Ilgen acknowledges that the current study may raise more questions than it answers. He says the best way to get more insight, at least in theory, would be to follow patients long-term in a randomized clinical trial.
"If you were able to look at randomization to different doses, you would get a much clearer answer about the role of these medications in suicide risk, versus the characteristics that lead someone to be prescribed those medications in the first place."
But conducting such a trial could be fraught with methodological and ethical challenges. There are already extensive guidelines in place for prescribing opioids, and generally, providers are advised to use the lowest effective dose for a patient. So enrolling a group of patients who all have similar pain symptoms at baseline—as rated on some type of scale—and who are otherwise similar clinically and demographically, but then randomly assigning them to different doses, may not be practical.
Seeking better understanding of opioids' pros and cons
Meanwhile, the Ann Arbor group and others are trying to learn more by poring over data in observational studies. They hope to home in on factors that make opioid prescribing riskier for some patients.

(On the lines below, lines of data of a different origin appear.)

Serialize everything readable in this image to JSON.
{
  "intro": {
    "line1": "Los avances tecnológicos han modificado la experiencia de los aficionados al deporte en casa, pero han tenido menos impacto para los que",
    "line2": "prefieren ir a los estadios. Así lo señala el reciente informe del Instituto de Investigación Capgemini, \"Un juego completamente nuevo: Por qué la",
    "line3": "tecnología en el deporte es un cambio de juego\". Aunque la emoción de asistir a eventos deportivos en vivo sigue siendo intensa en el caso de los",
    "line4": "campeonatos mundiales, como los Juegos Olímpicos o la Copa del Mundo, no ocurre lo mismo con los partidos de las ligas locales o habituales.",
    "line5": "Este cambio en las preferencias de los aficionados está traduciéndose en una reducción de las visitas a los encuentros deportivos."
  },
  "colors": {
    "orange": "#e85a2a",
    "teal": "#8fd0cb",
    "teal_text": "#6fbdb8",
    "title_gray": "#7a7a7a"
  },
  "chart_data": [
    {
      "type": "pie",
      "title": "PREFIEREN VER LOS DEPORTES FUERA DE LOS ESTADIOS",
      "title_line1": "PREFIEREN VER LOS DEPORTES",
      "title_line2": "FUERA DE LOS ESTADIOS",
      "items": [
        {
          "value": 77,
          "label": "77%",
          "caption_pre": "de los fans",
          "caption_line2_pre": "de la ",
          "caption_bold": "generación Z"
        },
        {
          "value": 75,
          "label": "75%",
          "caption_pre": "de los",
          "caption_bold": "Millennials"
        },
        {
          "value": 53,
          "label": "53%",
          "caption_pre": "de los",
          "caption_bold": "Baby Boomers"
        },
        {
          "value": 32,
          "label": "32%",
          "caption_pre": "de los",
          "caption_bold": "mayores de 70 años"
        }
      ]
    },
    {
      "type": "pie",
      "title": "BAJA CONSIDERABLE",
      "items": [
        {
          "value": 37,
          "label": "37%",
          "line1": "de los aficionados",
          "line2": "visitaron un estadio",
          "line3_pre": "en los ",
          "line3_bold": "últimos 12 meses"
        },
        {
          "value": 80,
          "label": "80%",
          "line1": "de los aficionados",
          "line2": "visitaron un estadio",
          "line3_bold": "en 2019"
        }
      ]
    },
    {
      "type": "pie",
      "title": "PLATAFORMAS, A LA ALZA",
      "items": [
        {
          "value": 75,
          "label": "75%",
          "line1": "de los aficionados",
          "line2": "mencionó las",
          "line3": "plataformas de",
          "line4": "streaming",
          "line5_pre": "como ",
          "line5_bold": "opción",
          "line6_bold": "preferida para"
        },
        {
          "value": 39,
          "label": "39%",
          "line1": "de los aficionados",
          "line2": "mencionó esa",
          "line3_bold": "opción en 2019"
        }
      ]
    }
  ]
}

One recent study, for example, published in the British Medical Journal in 2015, looked at the potentially dangerous combination of opioids plus benzodiazepines, commonly known as "benzos." The class includes sedatives such as Valium and Xanax. In a Veteran population with high rates of co-occurring conditions such as PTSD, anxiety, traumatic brain injury, and chronic physical pain, the combination is not uncommon. In fact, in the study, among a group of more than 420,000 Veterans, 27 percent had prescriptions for benzos while also receiving opioids. The study identified 2,400 overdose deaths overall—either intentional, unintentional, or indeterminate—and about half the deaths occurred when patients were taking opioids and benzos at the same time. Ilgen was a coauthor on the work.

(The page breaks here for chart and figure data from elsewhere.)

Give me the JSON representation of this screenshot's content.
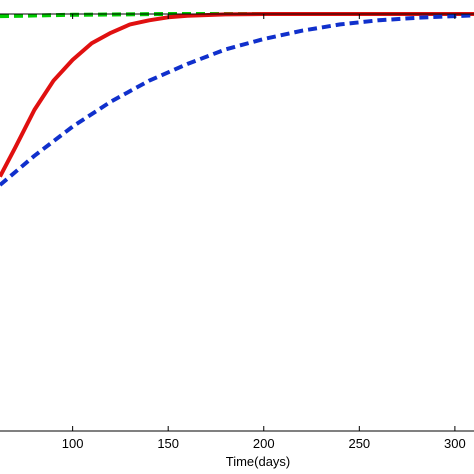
{
  "chart_data": {
    "type": "line",
    "xlabel": "Time(days)",
    "ylabel": "",
    "xticks": [
      100,
      150,
      200,
      250,
      300
    ],
    "xtick_labels": [
      "100",
      "150",
      "200",
      "250",
      "300"
    ],
    "xlim": [
      62,
      310
    ],
    "ylim": [
      0,
      1
    ],
    "grid": false,
    "series": [
      {
        "color": "#00cc00",
        "style": "dashed",
        "points": [
          [
            62,
            0.995
          ],
          [
            100,
            0.998
          ],
          [
            150,
            1.0
          ],
          [
            200,
            1.0
          ],
          [
            250,
            1.0
          ],
          [
            300,
            1.0
          ],
          [
            310,
            1.0
          ]
        ]
      },
      {
        "color": "#e01010",
        "style": "solid",
        "points": [
          [
            62,
            0.61
          ],
          [
            70,
            0.68
          ],
          [
            80,
            0.77
          ],
          [
            90,
            0.84
          ],
          [
            100,
            0.89
          ],
          [
            110,
            0.93
          ],
          [
            120,
            0.955
          ],
          [
            130,
            0.975
          ],
          [
            140,
            0.985
          ],
          [
            150,
            0.992
          ],
          [
            160,
            0.996
          ],
          [
            180,
            0.999
          ],
          [
            200,
            1.0
          ],
          [
            250,
            1.0
          ],
          [
            300,
            1.0
          ],
          [
            310,
            1.0
          ]
        ]
      },
      {
        "color": "#1030cc",
        "style": "dashed",
        "points": [
          [
            62,
            0.59
          ],
          [
            80,
            0.66
          ],
          [
            100,
            0.73
          ],
          [
            120,
            0.79
          ],
          [
            140,
            0.84
          ],
          [
            160,
            0.88
          ],
          [
            180,
            0.915
          ],
          [
            200,
            0.94
          ],
          [
            220,
            0.96
          ],
          [
            240,
            0.975
          ],
          [
            260,
            0.985
          ],
          [
            280,
            0.991
          ],
          [
            300,
            0.995
          ],
          [
            310,
            0.997
          ]
        ]
      }
    ]
  }
}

The new suicide study by Ilgen's group did not look specifically at whether such prescribing practices were a factor.
Another study, involving VA and Harvard authors and published in 2015 in JAMA Internal Medicine, found that unintentional overdose was more common with longer-acting opioids, versus shorter-acting formulations. Long-acting opioids are favored by many pain specialists, as they can do a better job of proving round-the-clock relief.

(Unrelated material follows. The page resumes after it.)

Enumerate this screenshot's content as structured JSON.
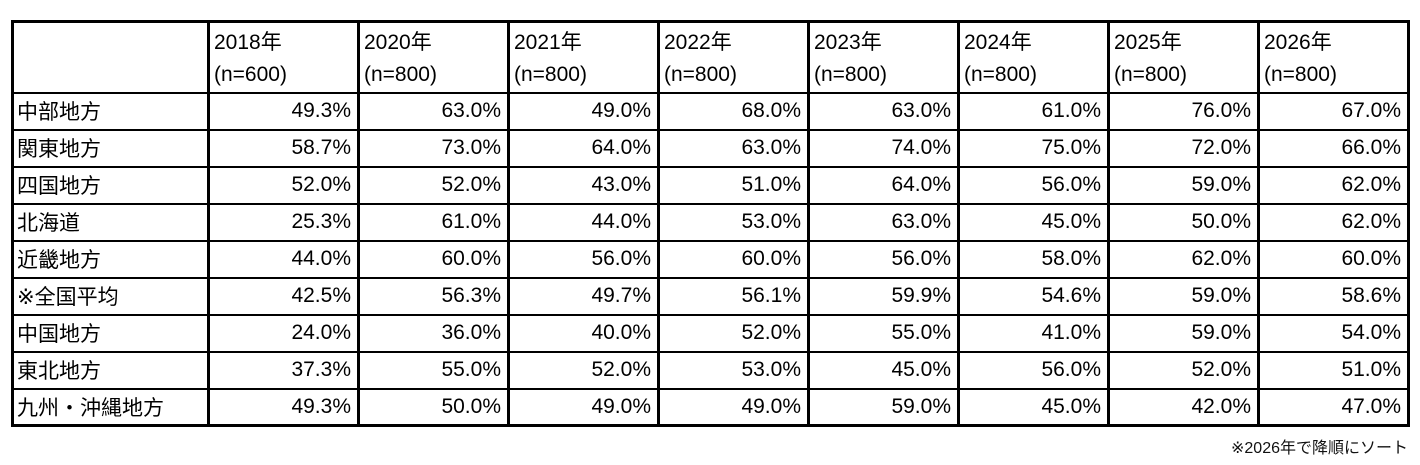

Yet another study, published in the Journal of Clinical Pain in 2014, looked at different regions within the VA health system to see if there were differences in how providers prescribe opioids, and in overdose rates. The study team, which included Ilgen, did in fact find such differences, which they say can "inform region-specific prevention strategies and opioid policy."
Ideally, as findings from these and other studies are reviewed and synthesized, providers will get a clearer picture of the pros and cons of opioids for chronic pain, and a better understanding of which patients are most at risk.
Ilgen says the tentative message from his group's latest findings is that "we're not seeing signs of a protective effect from opioids—and in fact, at least in terms of general rates, those receiving higher doses are those at higher risk of suicide."
He and his coauthors include the caveat that "additional research is needed on opioid use, pain treatment, and suicide."
On a more basic level, though, he says the new findings reinforce a message that is already out there for providers:
"They should know that when they're treating patients with pain, they're treating a group that's at elevated risk for suicide. So they need to be vigilant about asking about mental health symptoms—including directly asking about or screening for suicide risk, as appropriate—and they need to be thinking about referrals and risk management for these patients."